Нюрнбергские призраки Книга 1 - Александр Чаковский
Шрифт:
Интервал:
Закладка:
Но сама мысль о том, чтобы, не имея «аусвайса», переступить порог здания, над которым развевался страшный и ненавистный красный флаг, вызывала у Хессенштайна внутреннюю дрожь. Разве можно быть уверенным, что среди толпившихся в комендатуре людей не найдется человек, знающий бывшего бригадефюрера в лицо? И тогда — смерть, в лучшем случае — высылка в далекую Сибирь, которую Хессенштайн представлял себе каторгой на Северном полюсе, где люди заживо замерзают, превращаются в огромные сосульки… Нет, нет, к русским он не пойдет.

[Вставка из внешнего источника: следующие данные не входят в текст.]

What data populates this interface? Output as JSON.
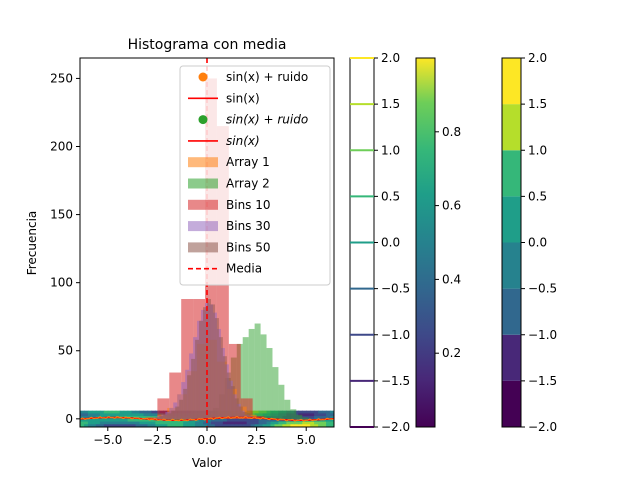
{
  "chart_data": {
    "type": "bar",
    "title": "Histograma con media",
    "xlabel": "Valor",
    "ylabel": "Frecuencia",
    "xlim": [
      -6.4,
      6.4
    ],
    "ylim": [
      -6,
      265
    ],
    "xticks": [
      "−5.0",
      "−2.5",
      "0.0",
      "2.5",
      "5.0"
    ],
    "xtick_values": [
      -5.0,
      -2.5,
      0.0,
      2.5,
      5.0
    ],
    "yticks": [
      "0",
      "50",
      "100",
      "150",
      "200",
      "250"
    ],
    "ytick_values": [
      0,
      50,
      100,
      150,
      200,
      250
    ],
    "legend_position": "upper-right",
    "mean_line_x": 0.0,
    "colors": {
      "orange": "#ff7f0e",
      "green": "#2ca02c",
      "red": "#d62728",
      "purple": "#9467bd",
      "brown": "#8c564b",
      "red_line": "#ff0000"
    },
    "legend": [
      {
        "label": "sin(x) + ruido",
        "kind": "marker",
        "color": "#ff7f0e"
      },
      {
        "label": "sin(x)",
        "kind": "line",
        "color": "#ff0000"
      },
      {
        "label": "sin(x) + ruido",
        "kind": "marker",
        "color": "#2ca02c",
        "math": true
      },
      {
        "label": "sin(x)",
        "kind": "line",
        "color": "#ff0000",
        "math": true
      },
      {
        "label": "Array 1",
        "kind": "patch",
        "color": "#ff7f0e"
      },
      {
        "label": "Array 2",
        "kind": "patch",
        "color": "#2ca02c"
      },
      {
        "label": "Bins 10",
        "kind": "patch",
        "color": "#d62728"
      },
      {
        "label": "Bins 30",
        "kind": "patch",
        "color": "#9467bd"
      },
      {
        "label": "Bins 50",
        "kind": "patch",
        "color": "#8c564b"
      },
      {
        "label": "Media",
        "kind": "dashed",
        "color": "#ff0000"
      }
    ],
    "histograms": [
      {
        "name": "Array 1",
        "color": "#ff7f0e",
        "alpha": 0.55,
        "edges": [
          -3.0,
          -2.5,
          -2.0,
          -1.5,
          -1.0,
          -0.5,
          0.0,
          0.5,
          1.0,
          1.5,
          2.0,
          2.5,
          3.0
        ],
        "counts": [
          1,
          3,
          8,
          18,
          35,
          55,
          58,
          42,
          22,
          9,
          3,
          1
        ]
      },
      {
        "name": "Array 2",
        "color": "#2ca02c",
        "alpha": 0.5,
        "edges": [
          0.0,
          0.3,
          0.6,
          0.9,
          1.2,
          1.5,
          1.8,
          2.1,
          2.4,
          2.7,
          3.0,
          3.3,
          3.6,
          3.9,
          4.2,
          4.5,
          4.8,
          5.1
        ],
        "counts": [
          3,
          8,
          18,
          30,
          45,
          55,
          60,
          66,
          70,
          62,
          52,
          38,
          25,
          14,
          7,
          3,
          1
        ]
      },
      {
        "name": "Bins 10",
        "color": "#d62728",
        "alpha": 0.55,
        "edges": [
          -3.1,
          -2.5,
          -1.9,
          -1.3,
          -0.7,
          -0.1,
          0.5,
          1.1,
          1.7,
          2.3,
          2.9
        ],
        "counts": [
          1,
          15,
          34,
          88,
          88,
          250,
          215,
          55,
          15,
          2
        ]
      },
      {
        "name": "Bins 30",
        "color": "#9467bd",
        "alpha": 0.55,
        "edges": [
          -2.7,
          -2.5,
          -2.3,
          -2.1,
          -1.9,
          -1.7,
          -1.5,
          -1.3,
          -1.1,
          -0.9,
          -0.7,
          -0.5,
          -0.3,
          -0.1,
          0.1,
          0.3,
          0.5,
          0.7,
          0.9,
          1.1,
          1.3,
          1.5,
          1.7,
          1.9,
          2.1,
          2.3,
          2.5,
          2.7
        ],
        "counts": [
          1,
          2,
          3,
          5,
          8,
          12,
          18,
          27,
          36,
          48,
          60,
          72,
          80,
          85,
          84,
          78,
          66,
          52,
          40,
          28,
          18,
          11,
          6,
          3,
          2,
          1,
          1
        ]
      },
      {
        "name": "Bins 50",
        "color": "#8c564b",
        "alpha": 0.5,
        "edges": [
          -2.6,
          -2.4,
          -2.2,
          -2.0,
          -1.8,
          -1.6,
          -1.4,
          -1.2,
          -1.0,
          -0.8,
          -0.6,
          -0.4,
          -0.2,
          0.0,
          0.2,
          0.4,
          0.6,
          0.8,
          1.0,
          1.2,
          1.4,
          1.6,
          1.8,
          2.0,
          2.2,
          2.4,
          2.6
        ],
        "counts": [
          1,
          2,
          3,
          4,
          6,
          9,
          14,
          22,
          32,
          44,
          58,
          72,
          82,
          88,
          84,
          74,
          60,
          46,
          34,
          24,
          15,
          9,
          5,
          3,
          2,
          1
        ]
      }
    ],
    "curves": [
      {
        "name": "sin(x)",
        "function": "sin",
        "amplitude": 1.0,
        "color": "#ff0000"
      },
      {
        "name": "sin(x) + ruido",
        "function": "sin+noise",
        "amplitude": 1.0,
        "color": "#ff7f0e"
      }
    ],
    "colorbars": [
      {
        "type": "contour-lines",
        "min": -2.0,
        "max": 2.0,
        "ticks": [
          "−2.0",
          "−1.5",
          "−1.0",
          "−0.5",
          "0.0",
          "0.5",
          "1.0",
          "1.5",
          "2.0"
        ],
        "tick_values": [
          -2.0,
          -1.5,
          -1.0,
          -0.5,
          0.0,
          0.5,
          1.0,
          1.5,
          2.0
        ]
      },
      {
        "type": "continuous",
        "min": 0.0,
        "max": 1.0,
        "ticks": [
          "0.2",
          "0.4",
          "0.6",
          "0.8"
        ],
        "tick_values": [
          0.2,
          0.4,
          0.6,
          0.8
        ]
      },
      {
        "type": "filled-contour",
        "min": -2.0,
        "max": 2.0,
        "ticks": [
          "−2.0",
          "−1.5",
          "−1.0",
          "−0.5",
          "0.0",
          "0.5",
          "1.0",
          "1.5",
          "2.0"
        ],
        "tick_values": [
          -2.0,
          -1.5,
          -1.0,
          -0.5,
          0.0,
          0.5,
          1.0,
          1.5,
          2.0
        ]
      }
    ]
  }
}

Только тот русский хорош, которого ты уже убил.
Адальберт бесцельно бродил по Берлину и читал написанные от руки объявления, наклеенные в великом множестве везде, где только можно прикрепить листок бумаги: на остатках стен, чудом уцелевших театральных тумбах, на стволах деревьев и скамейках. «Меняю ручные часы фирмы „Лонжин“ на десять килограммов картофеля…», «Отдам золотое кольцо (обручальное) за три килограмма копченой колбасы и банку натурального кофе…», «Хороший, слегка поношенный мужской костюм меняю на пять ведер угля…». Казалось, великая Германия, на которую еще недавно работала вся Европа, Германия, вывозившая из захваченных земель не только зерно, сало, мясо, но и сокровища культуры, теперь стоит перед миром в рубище, с рукой, протянутой за подаянием.

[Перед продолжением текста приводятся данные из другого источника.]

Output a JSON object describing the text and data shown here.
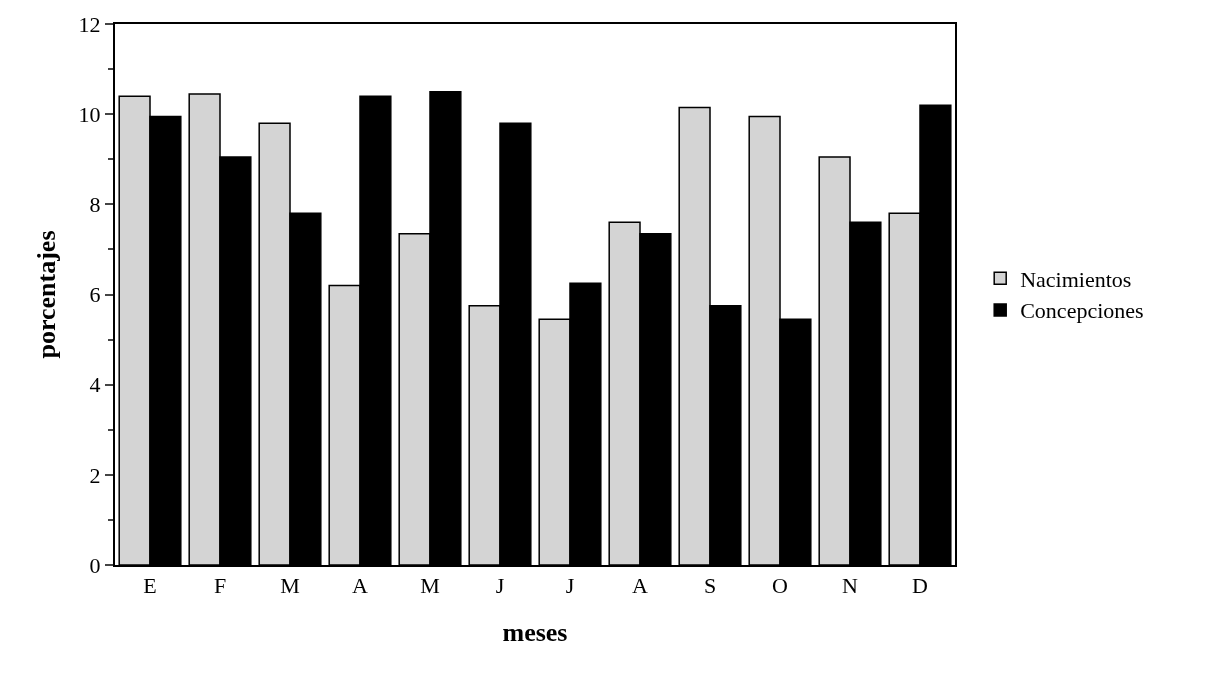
{
  "chart_data": {
    "type": "bar",
    "xlabel": "meses",
    "ylabel": "porcentajes",
    "categories": [
      "E",
      "F",
      "M",
      "A",
      "M",
      "J",
      "J",
      "A",
      "S",
      "O",
      "N",
      "D"
    ],
    "series": [
      {
        "name": "Nacimientos",
        "color": "#d4d4d4",
        "values": [
          10.4,
          10.45,
          9.8,
          6.2,
          7.35,
          5.75,
          5.45,
          7.6,
          10.15,
          9.95,
          9.05,
          7.8
        ]
      },
      {
        "name": "Concepciones",
        "color": "#000000",
        "values": [
          9.95,
          9.05,
          7.8,
          10.4,
          10.5,
          9.8,
          6.25,
          7.35,
          5.75,
          5.45,
          7.6,
          10.2
        ]
      }
    ],
    "ylim": [
      0,
      12
    ],
    "yticks": [
      0,
      2,
      4,
      6,
      8,
      10,
      12
    ],
    "legend": "right"
  }
}
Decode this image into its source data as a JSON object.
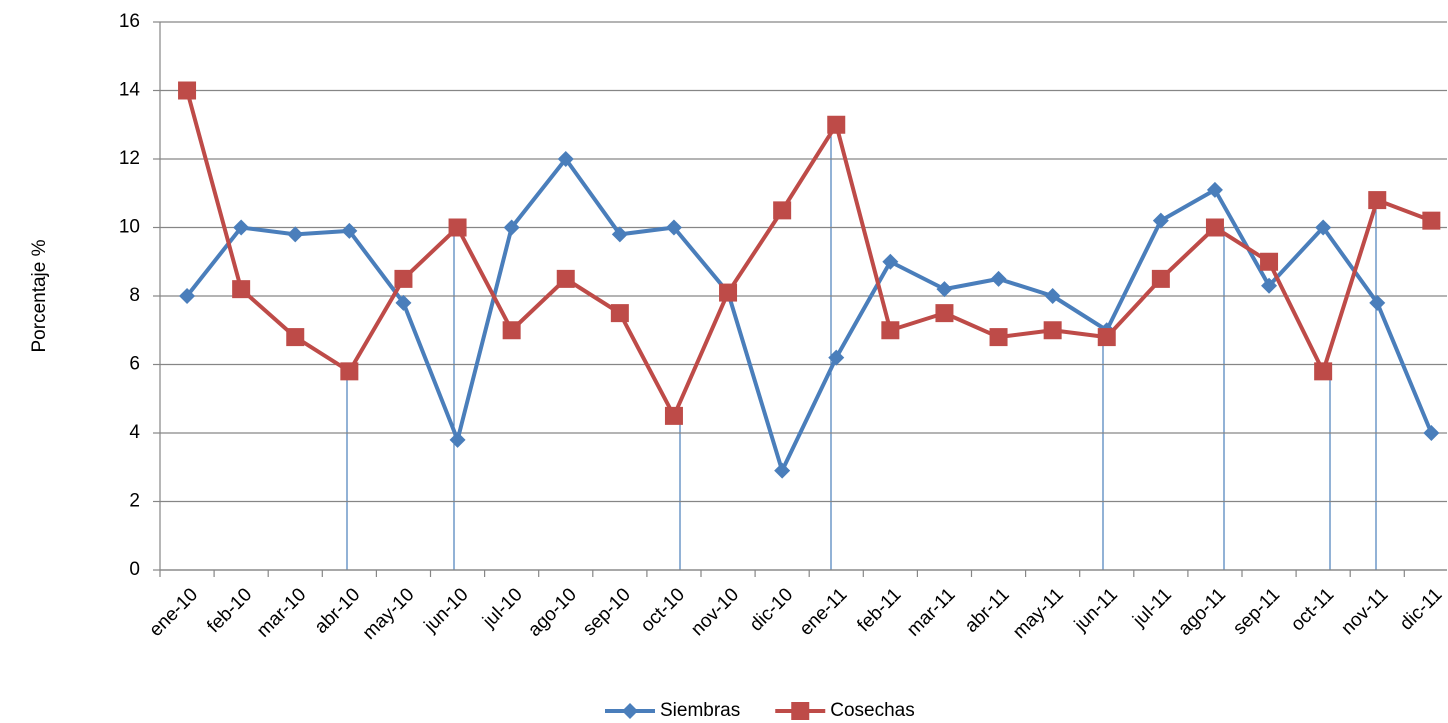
{
  "chart_data": {
    "type": "line",
    "y_label": "Porcentaje %",
    "categories": [
      "ene-10",
      "feb-10",
      "mar-10",
      "abr-10",
      "may-10",
      "jun-10",
      "jul-10",
      "ago-10",
      "sep-10",
      "oct-10",
      "nov-10",
      "dic-10",
      "ene-11",
      "feb-11",
      "mar-11",
      "abr-11",
      "may-11",
      "jun-11",
      "jul-11",
      "ago-11",
      "sep-11",
      "oct-11",
      "nov-11",
      "dic-11"
    ],
    "series": [
      {
        "name": "Siembras",
        "color": "#4a7ebb",
        "marker": "diamond",
        "values": [
          8,
          10,
          9.8,
          9.9,
          7.8,
          3.8,
          10,
          12,
          9.8,
          10,
          8.1,
          2.9,
          6.2,
          9,
          8.2,
          8.5,
          8,
          7,
          10.2,
          11.1,
          8.3,
          10,
          7.8,
          4
        ]
      },
      {
        "name": "Cosechas",
        "color": "#be4b48",
        "marker": "square",
        "values": [
          14,
          8.2,
          6.8,
          5.8,
          8.5,
          10,
          7,
          8.5,
          7.5,
          4.5,
          8.1,
          10.5,
          13,
          7,
          7.5,
          6.8,
          7,
          6.8,
          8.5,
          10,
          9,
          5.8,
          10.8,
          10.2
        ]
      }
    ],
    "ylim": [
      0,
      16
    ],
    "yticks": [
      0,
      2,
      4,
      6,
      8,
      10,
      12,
      14,
      16
    ],
    "grid": true,
    "legend": "bottom"
  }
}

Научила ли эта война чему-нибудь самого Хессенштайна? Только один горький урок он вынес: немцы оказались недостойными своего фюрера. Но настанет день…
А пока что Адальберту приходилось думать о еде и ночлеге. Продукты он выменивал на черном рынке — казалось, весь Берлин стал сегодня черным рынком: чуть ли не на каждом углу, чуть ли не на каждой площади среди развалин люди что-то предлагали, меняли, продавали. Но главный рынок возникал ежедневно около десяти часов утра в Тиргартене у Бранденбургских ворот.

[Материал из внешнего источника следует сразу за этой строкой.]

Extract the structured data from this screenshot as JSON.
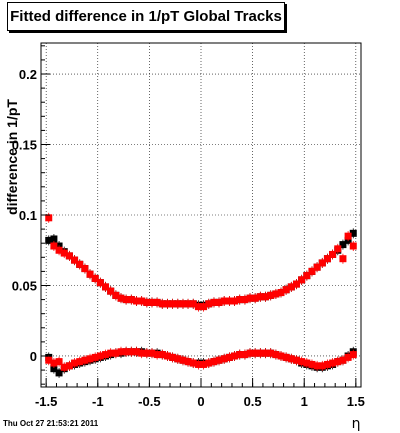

Первыми тут появлялись дети. Они продавали, выменивали на съестное табак или сигареты, неизвестно откуда добытые. К одиннадцати часам торговля была в разгаре. Бесцельно, медленно Хессенштайн проталкивался в бурлящей толпе, обеими руками прижимая заветный рюкзак. Выменяв или купив продукты, которых должно было хватить на ближайшие сутки, и сложив их в рюкзак поверх грязного белья, прикрывавшего драгоценности, он продолжал слоняться по рынку. Другого занятия у Хессенштайна не было.
Два противоречивых желания жили в нем. Он боялся встретить кого-нибудь из бывшей жизни, боялся, что его узнают и, желая выслужиться перед русскими, донесут на него. И вместе с тем хотелось увидеть человека, с которым у тебя было общее прошлое, верного идеям фюрера, так же, как и ты, ненавидящего славяно-монгольские орды, пришедшие с востока и раздавившие все, что тебе было дорого, человека, с которым можно было бы поговорить по душам, посоветоваться, как жить дальше. Хессенштайн бросал мимолетные взгляды на шныряющих в толпе людей и тут же снова отворачивался, боясь быть узнанным.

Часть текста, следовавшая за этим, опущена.